Intervention de René Danesi

Commission des affaires européennes — Réunion du 6 juin 2019 à 8h40
Présentation de la directive du 17 avril 2019 concernant des règles communes pour le marché intérieur du gaz naturel : communication de mm. claude kern et michel raison

Photo de René DanesiRené Danesi :

Je remercie Michel Raison et Claude Kern pour la clarté de leur exposé sur ce sujet complexe. Cet investissement, très structurant au départ, est rapidement devenu géopolitique, voire politique tout court. Très structurant car ce gazoduc de 1 230 kilomètres de long devrait fournir 55 milliards de mètres cubes de gaz par an, soit la consommation de la France et de la Roumanie réunies. Sur quelque 10 milliards d'euros, 50 % sont assurés par Gazprom, mais Engie y participe aussi, à hauteur de 10 %, de même que les allemands Uniper et Wintershall, l'autrichien OMV et l'anglo-hollandais Royal Dutch Shell, soit six entreprises dont cinq de l'Union européenne. Les pays de transit sont la Russie, la Finlande, la Suède, le Danemark et l'Allemagne mais d'autres, comme l'Ukraine et les États-Unis, s'estiment concernés par le chantier.

Tout cela se passe dans un contexte technique que l'on a tendance à occulter. Le PDG de Total, Patrick Pouyanné, qui n'est pas directement concerné, a mis les pieds dans le plat la semaine dernière en soulignant la complexité du sujet et en rappelant que la production domestique de gaz des pays européens diminue inexorablement, qu'il s'agisse de celle de la Norvège, du Royaume-Uni ou des Pays-Bas. Angela Merkel n'avait donc pas tort en affirmant que le projet Nord Stream 2 n'entraînerait pas l'assèchement du gazoduc passant par l'Ukraine. L'Europe aura besoin du gaz transitant par les deux itinéraires. Nous pourrions importer le gaz le plus proche et le plus facile à produire, le russe, mais certains le refusent pour des raisons politiques.

Dans ce contexte géopolitique, les Américains ne parlent que de la Crimée et de l'Ukraine, mais leur objectif réel est de vendre à l'Europe leur gaz de schiste, pour l'instant nettement plus cher que le gaz russe. L'Allemagne est déjà connectée à une trentaine de terminaux de regazéification du gaz naturel liquéfié à travers l'Europe, mais ils ne sont utilisés qu'à 30 % de leurs capacités ; or, pour continuer à vendre les automobiles allemandes aux États-Unis, Angela Merkel s'est engagée à construire deux terminaux supplémentaires.

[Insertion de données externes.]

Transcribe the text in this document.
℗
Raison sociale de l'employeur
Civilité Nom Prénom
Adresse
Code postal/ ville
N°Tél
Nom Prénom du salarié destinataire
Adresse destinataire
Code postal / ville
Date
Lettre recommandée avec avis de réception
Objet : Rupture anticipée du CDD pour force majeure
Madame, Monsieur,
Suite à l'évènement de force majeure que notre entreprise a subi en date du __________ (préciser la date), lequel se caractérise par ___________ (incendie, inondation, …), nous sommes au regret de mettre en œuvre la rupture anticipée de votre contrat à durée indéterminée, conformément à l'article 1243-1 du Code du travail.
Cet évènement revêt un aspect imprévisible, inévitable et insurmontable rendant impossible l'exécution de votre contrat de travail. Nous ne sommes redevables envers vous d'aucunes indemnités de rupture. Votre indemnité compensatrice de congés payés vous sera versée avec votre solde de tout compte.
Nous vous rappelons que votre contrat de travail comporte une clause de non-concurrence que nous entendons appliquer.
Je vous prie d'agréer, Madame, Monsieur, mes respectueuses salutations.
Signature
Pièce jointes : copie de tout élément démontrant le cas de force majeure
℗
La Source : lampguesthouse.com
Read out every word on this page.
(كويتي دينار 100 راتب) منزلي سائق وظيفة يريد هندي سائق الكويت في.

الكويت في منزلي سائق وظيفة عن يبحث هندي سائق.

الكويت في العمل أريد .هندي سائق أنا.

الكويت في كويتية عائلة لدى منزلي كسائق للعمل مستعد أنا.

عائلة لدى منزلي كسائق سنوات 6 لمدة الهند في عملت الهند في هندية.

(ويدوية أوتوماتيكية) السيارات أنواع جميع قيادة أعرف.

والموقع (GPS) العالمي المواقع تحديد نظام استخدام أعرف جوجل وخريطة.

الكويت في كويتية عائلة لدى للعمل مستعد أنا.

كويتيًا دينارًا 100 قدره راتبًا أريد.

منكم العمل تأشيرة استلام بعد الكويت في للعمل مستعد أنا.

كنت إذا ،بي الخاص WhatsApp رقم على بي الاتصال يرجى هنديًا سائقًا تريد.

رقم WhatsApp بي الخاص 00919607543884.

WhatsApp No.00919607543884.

Dans ce dossier, vous le voyez, on manie des milliards, pas toujours dans l'intérêt des consommateurs...

La position de la Commission européenne est paradoxale : les pays d'Europe se plaignent régulièrement, et à juste titre, de l'extraterritorialité du droit américain, mais la première mouture de la directive n'hésitait pas à pratiquer l'extraterritorialité... Notre commission l'a fort bien relevé, et la directive l'a finalement abandonné.

Les 130 derniers kilomètres du gazoduc passent dans les eaux territoriales danoises. Le Danemark a toujours été, comme la Suède, le petit soldat de l'OTAN, rôle qui semble lui plaire. Il a donc contrecarré efficacement le projet de Gazprom. D'abord avec la loi du 1er janvier 2018, qui dispose que le ministre danois des affaires étrangères doit vérifier si l'infrastructure « est compatible avec les intérêts diplomatiques et sécuritaires du Danemark », la plume étant évidemment tenue par Washington. L'Agence danoise de l'énergie vient de demander un troisième itinéraire, alors que les deux premiers n'ont jamais été rejetés ! Nul doute qu'un quatrième sera requis... Une consultation publique est en cours jusqu'au début juillet pour évaluer l'impact du gazoduc sur l'environnement : ce sera bien le diable si l'on ne trouve pas sur son trajet un poisson ou un crabe menacé d'extinction... Tout cela pour gagner du temps, puisque les élections législatives d'hier ont donné la majorité aux socio-démocrates et à leurs alliés, ouvertement hostiles à Nord Stream 2. Cette affaire est donc loin d'être terminée.